(RNS) — In Tuesday’s Democratic primary in Michigan, President Joe Biden celebrated a victory, but it was tainted by the choice of 13% of those who voted to declare themselves “uncommitted” to protest the president’s handling of the war in Gaza.
The activist organization Listen to Michigan, which led the campaign to boost the “uncommitted” vote, was hoping 10,000 voters would vote “uncommitted.” Results indicate that some 100,000 Michiganders chose that option.
“This victory isn’t merely statistical,” said the director of Emgage’s Michigan chapter, Hira Khan, in a statement. “It’s a powerful demonstration of our collective will for significant policy changes regarding Gaza, beginning with an urgent call for a mutual ceasefire.”
For weeks, the chapter organized phone banks to encourage voters to vote “uncommitted.”
Robert S. McCaw, the government affairs director of the Council on American-Islamic Relations, said Tuesday’s results are a warning sign for Biden and signal that his support to Israel might have alienated Muslim voters and might cost him the support of Michigan’s Muslim voters, who Emgage says number 206,050.
In 2020, Muslim and Arab American voters were among those who showed up to support Biden, who won Michigan with 154,188 votes. In 2016, Donald Trump won the state with a thin margin of 10,000 votes.
According to an exit poll taken on behalf of CAIR of 527 Muslim respondents who participated in the election, 94% voted uncommitted in Tuesday’s primary.
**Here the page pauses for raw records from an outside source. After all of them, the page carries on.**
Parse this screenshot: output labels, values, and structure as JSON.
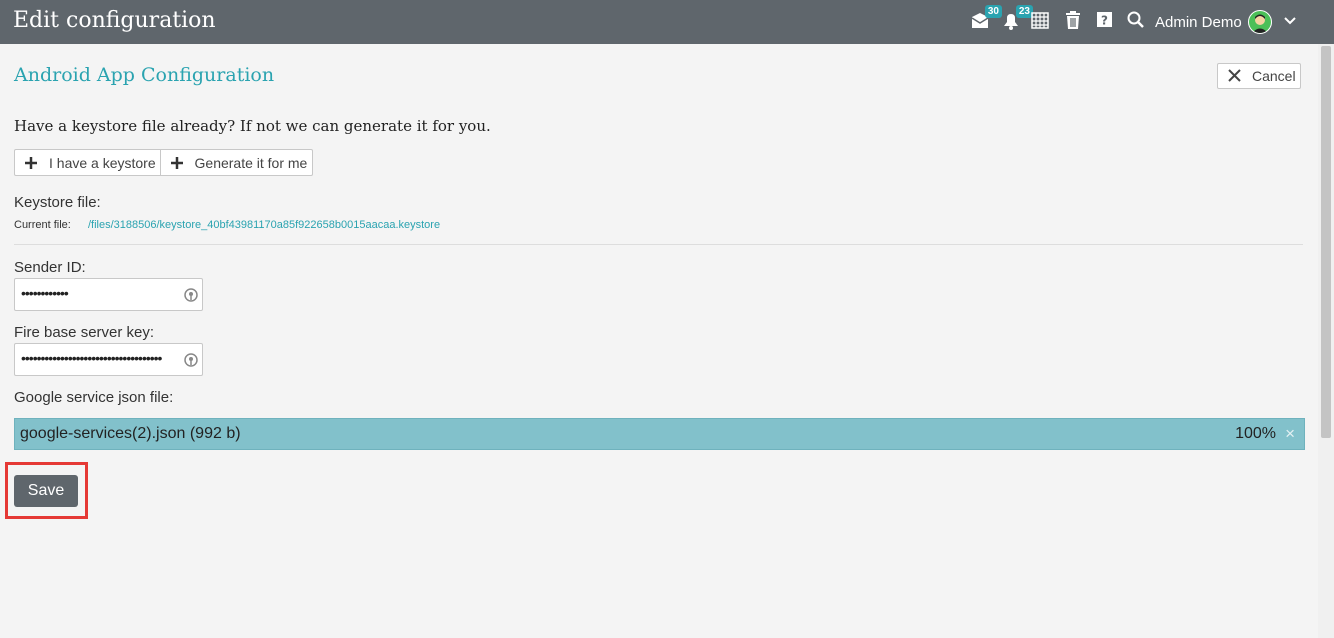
{
  "header": {
    "title": "Edit configuration",
    "messages_badge": "30",
    "notifications_badge": "23",
    "user_name": "Admin Demo"
  },
  "page": {
    "title": "Android App Configuration",
    "cancel_label": "Cancel"
  },
  "keystore": {
    "question": "Have a keystore file already? If not we can generate it for you.",
    "have_label": "I have a keystore",
    "generate_label": "Generate it for me",
    "file_label": "Keystore file:",
    "current_file_label": "Current file:",
    "current_file_path": "/files/3188506/keystore_40bf43981170a85f922658b0015aacaa.keystore"
  },
  "fields": {
    "sender_id_label": "Sender ID:",
    "sender_id_value": "••••••••••••",
    "firebase_key_label": "Fire base server key:",
    "firebase_key_value": "••••••••••••••••••••••••••••••••••••",
    "google_json_label": "Google service json file:"
  },
  "upload": {
    "file_name": "google-services(2).json (992 b)",
    "progress": "100%",
    "remove": "×"
  },
  "actions": {
    "save_label": "Save"
  },
  "colors": {
    "topbar": "#5f666c",
    "accent": "#2aa3b0",
    "upload_bar": "#82c1cb",
    "highlight": "#e53935"
  }
}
In Dearborn Heights, Hamtramck and Dearborn, which count important Muslim and Arab American populations, voters cast more “uncommitted” ballots than votes for Biden, noted Dawud Walid, the executive director of CAIR’s Michigan chapter.
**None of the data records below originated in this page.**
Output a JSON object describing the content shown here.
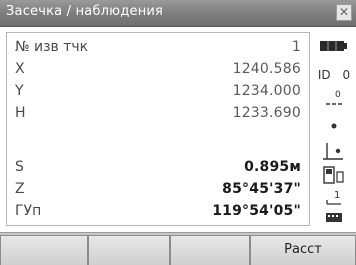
{
  "window": {
    "title": "Засечка / наблюдения"
  },
  "rows": [
    {
      "label": "№ изв тчк",
      "value": "1"
    },
    {
      "label": "X",
      "value": "1240.586"
    },
    {
      "label": "Y",
      "value": "1234.000"
    },
    {
      "label": "H",
      "value": "1233.690"
    },
    {
      "label": "S",
      "value": "0.895м"
    },
    {
      "label": "Z",
      "value": "85°45'37\""
    },
    {
      "label": "ГУп",
      "value": "119°54'05\""
    }
  ],
  "status": {
    "battery_icon": "battery-icon",
    "id_text": "ID",
    "id_value": "0",
    "prism_constant": "0",
    "target_icon": "target-dot-icon",
    "tilt_icon": "tilt-compensation-icon",
    "memory_icon": "memory-card-icon",
    "face_value": "1",
    "keyboard_icon": "keyboard-icon"
  },
  "softkeys": [
    "",
    "",
    "",
    "Расст"
  ]
}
Walid said the primary results prove that if the president continues on this track, he might lose the vote of the Muslim community in November.
“There are potential electoral consequences for anyone running for president to take our community for granted. Be it in November or future elections,” he said.
In Dearborn, home to the country’s largest Muslim population per capita, 74% voted “uncommitted” and 23% voted for Biden.
“Every person who voted ‘Uncommitted’ today was personally compelled to use their voice to speak out against President Biden’s support of Benjamin Netanyahu’s ongoing genocide of the Palestinian people,” tweeted Mayor Abdullah H. Hammoud on Tuesday evening as the first results were announced.
CAIR’s poll also indicated that if the presidential election had happened yesterday, 13% of Muslim voters would have voted for Biden, 13% for Trump and 25% for third-party candidate Cornel West.
Walid expects the same scenario to unfold on March 12 in Georgia’s Democratic primary, where many Muslim, Arab American and African American voters have already announced they would vote “uncommitted.”